The working group will include input from the House Financial Services Committee, House Agriculture Committee, Senate Banking Committee, and Senate Agriculture Committee.
Stablecoins, or cryptocurrency pegged to a stable asset like the U.S. dollar or gold, have grown into a $227 billion market, according to CoinMarketCap. Despite this rapid growth, U.S. regulation has lagged due to jurisdictional disputes and differing views on oversight.
On Tuesday, White House AI and crypto czar David Sacks said they were a top priority for the executive crypto working group, particularly as a tool for reinforcing American leadership in the digital asset space.
“While using stablecoins to reinforce U.S. dollar dominance is a smart strategy, it comes with significant risks,” Laurenth Alba, the Head of Business Development at Rome Protocol, told TheStreet Crypto. “If stablecoins become deeply integrated into the U.S. financial system, they could strengthen the dollar globally — but the government will also want control over issuance.”
Congress took a legislative step forward this week with the introduction of the GENIUS Act (the Guiding and Establishing National Innovation for U.S. Stablecoins Act), a bill proposed by U.S. Senator Bill Hagerty to establish a regulatory framework for stablecoins.
The crypto industry cheered the move. “At Telcoin, we are excited about the stablecoin legislation introduced this week, which aligns with state-level initiatives like Nebraska’s Digital Asset Bank framework,” Paul Neuner, CEO of Telcoin, told TheStreet Crypto.
“A fully regulated stablecoin market is a key driver to bringing institutions into crypto,” Eli Cohen, General Counsel of Centrifuge, told TheStreet Crypto. “The safety and security of using a regulated product as the building block for transactions will make the whole market work better.”
“This looks like a good bill, which should garner bipartisan support, so it could move forward quickly,” Cohen added.

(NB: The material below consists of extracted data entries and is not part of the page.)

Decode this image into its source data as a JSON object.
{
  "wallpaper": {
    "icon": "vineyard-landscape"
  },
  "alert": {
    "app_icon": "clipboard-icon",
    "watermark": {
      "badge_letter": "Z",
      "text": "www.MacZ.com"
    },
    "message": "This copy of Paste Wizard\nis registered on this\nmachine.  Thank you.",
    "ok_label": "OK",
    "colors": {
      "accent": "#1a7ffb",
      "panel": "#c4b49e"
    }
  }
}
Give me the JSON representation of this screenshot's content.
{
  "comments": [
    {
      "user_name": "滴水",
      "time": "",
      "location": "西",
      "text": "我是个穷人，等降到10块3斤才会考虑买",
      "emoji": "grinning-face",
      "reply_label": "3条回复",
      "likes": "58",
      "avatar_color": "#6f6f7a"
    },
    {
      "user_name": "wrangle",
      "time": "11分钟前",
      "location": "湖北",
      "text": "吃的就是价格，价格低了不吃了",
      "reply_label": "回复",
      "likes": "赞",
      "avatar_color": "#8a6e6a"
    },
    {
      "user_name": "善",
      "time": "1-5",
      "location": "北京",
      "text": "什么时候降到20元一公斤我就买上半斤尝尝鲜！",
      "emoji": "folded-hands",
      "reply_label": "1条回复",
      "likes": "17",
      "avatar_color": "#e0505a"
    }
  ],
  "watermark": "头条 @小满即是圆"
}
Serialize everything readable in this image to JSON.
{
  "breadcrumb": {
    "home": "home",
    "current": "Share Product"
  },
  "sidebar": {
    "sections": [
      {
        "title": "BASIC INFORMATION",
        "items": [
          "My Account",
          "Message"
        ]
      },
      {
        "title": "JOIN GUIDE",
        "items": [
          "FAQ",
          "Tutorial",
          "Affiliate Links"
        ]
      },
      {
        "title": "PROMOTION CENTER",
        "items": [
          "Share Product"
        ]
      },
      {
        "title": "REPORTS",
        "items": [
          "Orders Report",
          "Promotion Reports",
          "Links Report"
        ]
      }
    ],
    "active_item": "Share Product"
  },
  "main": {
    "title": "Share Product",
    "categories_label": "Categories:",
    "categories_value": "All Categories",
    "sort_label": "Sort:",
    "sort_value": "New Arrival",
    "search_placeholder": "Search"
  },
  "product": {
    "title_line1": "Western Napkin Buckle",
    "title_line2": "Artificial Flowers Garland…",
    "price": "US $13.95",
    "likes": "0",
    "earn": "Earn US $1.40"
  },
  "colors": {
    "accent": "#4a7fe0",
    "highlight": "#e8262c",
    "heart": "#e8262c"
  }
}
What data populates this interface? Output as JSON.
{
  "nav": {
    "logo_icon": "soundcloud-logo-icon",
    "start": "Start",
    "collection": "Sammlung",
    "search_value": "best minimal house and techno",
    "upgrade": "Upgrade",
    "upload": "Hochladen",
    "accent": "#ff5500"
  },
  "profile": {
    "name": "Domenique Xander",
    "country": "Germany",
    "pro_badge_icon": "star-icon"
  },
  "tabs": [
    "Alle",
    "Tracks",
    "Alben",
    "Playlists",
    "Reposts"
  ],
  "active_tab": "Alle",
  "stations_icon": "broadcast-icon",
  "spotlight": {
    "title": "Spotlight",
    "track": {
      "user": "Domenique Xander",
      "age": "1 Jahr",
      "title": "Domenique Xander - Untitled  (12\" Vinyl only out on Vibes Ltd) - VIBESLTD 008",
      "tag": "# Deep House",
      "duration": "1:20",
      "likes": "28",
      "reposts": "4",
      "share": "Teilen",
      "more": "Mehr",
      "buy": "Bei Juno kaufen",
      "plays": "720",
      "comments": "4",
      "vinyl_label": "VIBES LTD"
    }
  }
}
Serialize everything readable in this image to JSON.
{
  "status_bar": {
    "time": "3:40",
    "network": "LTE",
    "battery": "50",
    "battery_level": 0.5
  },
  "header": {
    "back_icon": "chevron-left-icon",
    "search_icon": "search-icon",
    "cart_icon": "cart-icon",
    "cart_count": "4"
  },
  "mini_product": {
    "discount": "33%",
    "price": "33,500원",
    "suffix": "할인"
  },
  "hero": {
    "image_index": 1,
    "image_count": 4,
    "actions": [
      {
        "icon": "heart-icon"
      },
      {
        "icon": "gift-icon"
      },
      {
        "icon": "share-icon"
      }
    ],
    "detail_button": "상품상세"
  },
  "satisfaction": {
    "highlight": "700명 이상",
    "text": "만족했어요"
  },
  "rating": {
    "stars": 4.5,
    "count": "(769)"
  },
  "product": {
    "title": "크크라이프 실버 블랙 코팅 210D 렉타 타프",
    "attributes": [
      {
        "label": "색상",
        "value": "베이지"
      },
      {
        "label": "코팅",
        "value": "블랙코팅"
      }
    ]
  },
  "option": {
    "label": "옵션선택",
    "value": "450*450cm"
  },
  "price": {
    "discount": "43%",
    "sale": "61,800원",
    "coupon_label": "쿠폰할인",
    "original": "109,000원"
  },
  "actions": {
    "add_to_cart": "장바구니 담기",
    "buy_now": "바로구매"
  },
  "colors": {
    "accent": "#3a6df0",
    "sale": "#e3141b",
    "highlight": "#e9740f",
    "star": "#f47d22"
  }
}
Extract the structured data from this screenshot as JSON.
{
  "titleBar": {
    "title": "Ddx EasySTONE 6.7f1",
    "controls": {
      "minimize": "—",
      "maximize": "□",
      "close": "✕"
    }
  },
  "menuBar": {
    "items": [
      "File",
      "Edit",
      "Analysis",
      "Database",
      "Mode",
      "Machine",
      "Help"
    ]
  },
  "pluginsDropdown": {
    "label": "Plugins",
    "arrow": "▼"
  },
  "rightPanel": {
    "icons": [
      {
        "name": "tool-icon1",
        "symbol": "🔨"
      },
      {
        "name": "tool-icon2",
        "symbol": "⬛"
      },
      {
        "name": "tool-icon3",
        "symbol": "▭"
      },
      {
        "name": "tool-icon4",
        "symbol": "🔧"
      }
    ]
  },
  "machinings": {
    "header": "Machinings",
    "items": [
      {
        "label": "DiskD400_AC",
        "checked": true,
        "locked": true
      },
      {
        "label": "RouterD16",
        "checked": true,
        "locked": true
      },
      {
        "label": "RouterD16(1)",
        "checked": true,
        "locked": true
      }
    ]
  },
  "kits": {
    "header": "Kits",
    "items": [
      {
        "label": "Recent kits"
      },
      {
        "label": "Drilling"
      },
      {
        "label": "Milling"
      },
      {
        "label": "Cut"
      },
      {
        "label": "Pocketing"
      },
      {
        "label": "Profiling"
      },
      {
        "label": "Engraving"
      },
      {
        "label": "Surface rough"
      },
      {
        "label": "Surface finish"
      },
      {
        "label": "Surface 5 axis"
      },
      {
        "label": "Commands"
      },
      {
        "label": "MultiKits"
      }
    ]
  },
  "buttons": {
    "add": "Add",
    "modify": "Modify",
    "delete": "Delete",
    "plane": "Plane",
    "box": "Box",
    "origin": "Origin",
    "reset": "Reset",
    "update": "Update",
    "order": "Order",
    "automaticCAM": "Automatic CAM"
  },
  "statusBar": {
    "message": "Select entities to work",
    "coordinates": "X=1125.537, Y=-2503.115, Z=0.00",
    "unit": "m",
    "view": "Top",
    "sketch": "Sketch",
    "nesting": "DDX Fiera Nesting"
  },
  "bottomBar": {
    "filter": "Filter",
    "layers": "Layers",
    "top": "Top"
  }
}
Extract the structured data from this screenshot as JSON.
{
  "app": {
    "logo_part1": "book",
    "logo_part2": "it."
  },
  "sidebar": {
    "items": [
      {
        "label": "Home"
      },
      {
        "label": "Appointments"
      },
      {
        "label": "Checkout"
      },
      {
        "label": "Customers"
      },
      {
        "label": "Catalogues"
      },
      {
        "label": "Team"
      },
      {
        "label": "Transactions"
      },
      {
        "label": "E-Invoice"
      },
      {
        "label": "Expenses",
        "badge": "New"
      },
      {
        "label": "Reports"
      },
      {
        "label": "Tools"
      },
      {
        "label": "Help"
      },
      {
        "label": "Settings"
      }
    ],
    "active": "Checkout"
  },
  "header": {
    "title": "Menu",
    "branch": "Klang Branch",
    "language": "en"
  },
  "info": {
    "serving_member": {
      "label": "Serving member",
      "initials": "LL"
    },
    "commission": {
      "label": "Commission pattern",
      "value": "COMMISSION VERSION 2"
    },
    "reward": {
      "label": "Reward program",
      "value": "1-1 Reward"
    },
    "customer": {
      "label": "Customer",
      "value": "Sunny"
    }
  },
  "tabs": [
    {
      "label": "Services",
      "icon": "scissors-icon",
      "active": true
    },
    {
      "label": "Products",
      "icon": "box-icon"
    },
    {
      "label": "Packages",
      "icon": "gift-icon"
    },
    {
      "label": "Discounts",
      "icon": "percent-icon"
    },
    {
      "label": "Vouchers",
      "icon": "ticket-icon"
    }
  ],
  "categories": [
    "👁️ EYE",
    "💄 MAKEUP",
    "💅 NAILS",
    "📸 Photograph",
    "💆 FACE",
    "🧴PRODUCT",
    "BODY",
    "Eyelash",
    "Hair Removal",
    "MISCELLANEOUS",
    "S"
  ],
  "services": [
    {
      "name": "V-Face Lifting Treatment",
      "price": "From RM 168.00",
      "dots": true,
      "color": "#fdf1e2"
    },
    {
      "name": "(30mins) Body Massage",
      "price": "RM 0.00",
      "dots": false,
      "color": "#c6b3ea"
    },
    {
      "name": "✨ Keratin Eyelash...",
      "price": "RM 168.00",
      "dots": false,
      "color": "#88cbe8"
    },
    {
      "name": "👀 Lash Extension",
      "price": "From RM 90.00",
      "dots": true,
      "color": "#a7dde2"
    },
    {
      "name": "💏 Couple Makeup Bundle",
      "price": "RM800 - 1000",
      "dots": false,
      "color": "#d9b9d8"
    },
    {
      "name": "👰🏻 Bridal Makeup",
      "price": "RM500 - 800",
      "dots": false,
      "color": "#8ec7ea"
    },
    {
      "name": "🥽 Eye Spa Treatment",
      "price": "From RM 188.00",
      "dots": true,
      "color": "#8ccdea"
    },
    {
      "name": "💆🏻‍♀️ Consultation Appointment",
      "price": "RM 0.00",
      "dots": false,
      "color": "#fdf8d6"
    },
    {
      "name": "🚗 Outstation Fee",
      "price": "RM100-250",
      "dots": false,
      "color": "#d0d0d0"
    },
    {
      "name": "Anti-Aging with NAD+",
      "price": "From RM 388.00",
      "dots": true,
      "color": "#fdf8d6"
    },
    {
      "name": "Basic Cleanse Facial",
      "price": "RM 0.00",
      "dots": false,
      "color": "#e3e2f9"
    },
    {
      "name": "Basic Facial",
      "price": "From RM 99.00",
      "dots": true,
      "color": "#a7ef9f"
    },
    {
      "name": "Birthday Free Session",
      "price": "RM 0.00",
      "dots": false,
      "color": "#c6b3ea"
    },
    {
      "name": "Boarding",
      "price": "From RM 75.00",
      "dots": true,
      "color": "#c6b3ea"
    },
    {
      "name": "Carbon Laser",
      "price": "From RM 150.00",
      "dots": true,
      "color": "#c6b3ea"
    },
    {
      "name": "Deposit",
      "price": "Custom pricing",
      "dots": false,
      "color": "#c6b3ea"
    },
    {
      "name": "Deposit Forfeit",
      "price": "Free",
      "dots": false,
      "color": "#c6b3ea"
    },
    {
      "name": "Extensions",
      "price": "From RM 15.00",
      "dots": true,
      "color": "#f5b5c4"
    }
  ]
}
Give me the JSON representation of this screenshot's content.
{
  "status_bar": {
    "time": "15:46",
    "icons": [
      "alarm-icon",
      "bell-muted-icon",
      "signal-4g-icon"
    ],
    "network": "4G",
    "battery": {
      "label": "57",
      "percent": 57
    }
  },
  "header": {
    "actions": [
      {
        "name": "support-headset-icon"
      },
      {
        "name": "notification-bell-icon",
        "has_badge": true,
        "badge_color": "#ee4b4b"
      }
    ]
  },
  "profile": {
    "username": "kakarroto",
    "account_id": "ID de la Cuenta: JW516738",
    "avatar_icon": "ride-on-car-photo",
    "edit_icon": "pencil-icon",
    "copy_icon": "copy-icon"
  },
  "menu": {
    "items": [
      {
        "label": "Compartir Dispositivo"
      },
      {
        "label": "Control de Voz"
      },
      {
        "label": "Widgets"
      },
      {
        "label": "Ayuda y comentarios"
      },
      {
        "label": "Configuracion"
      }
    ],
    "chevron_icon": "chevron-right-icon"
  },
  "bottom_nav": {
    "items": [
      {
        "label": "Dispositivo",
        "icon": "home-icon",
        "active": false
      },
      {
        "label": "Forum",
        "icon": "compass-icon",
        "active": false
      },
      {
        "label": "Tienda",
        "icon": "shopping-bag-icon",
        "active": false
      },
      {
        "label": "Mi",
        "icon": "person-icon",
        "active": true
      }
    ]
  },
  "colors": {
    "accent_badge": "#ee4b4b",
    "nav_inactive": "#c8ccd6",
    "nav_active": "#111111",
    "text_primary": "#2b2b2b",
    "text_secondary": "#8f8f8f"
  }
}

However, some in the industry question the bill’s limitations. “Monthly audited statements and regulatory monitoring are an important start for stablecoins — but they could go further,” Jason Rozovsky, Head of Legal at Interop Labs told TheStreet Crypto. “The GENIUS Act should require stablecoin issuers to use public blockchain infrastructure, end to end. This is the only way to ensure a global, public ‘proof of reserve’ and tracking of assets for AML [anti-money laundering] purposes across any network, and truly achieve the goal of a technology innovation that advances the dollar and U.S. Treasuries on a global scale.”
Despite the focus on using stablecoins to strengthen the U.S. dollar, this has invited mixed reactions. “Higher demand for T-bills would cause their prices to go up, which in turn pushes yields down and lowers interest rates,” Todd Ruoff, CEO of Autonomys, told TheStreet Crypto. “It’s still very early on in the new administration, but this was their way of letting the market know they are at least thinking about solutions. Given we are only two weeks in, and considering the last four years, I think that’s as much as one could ask for.”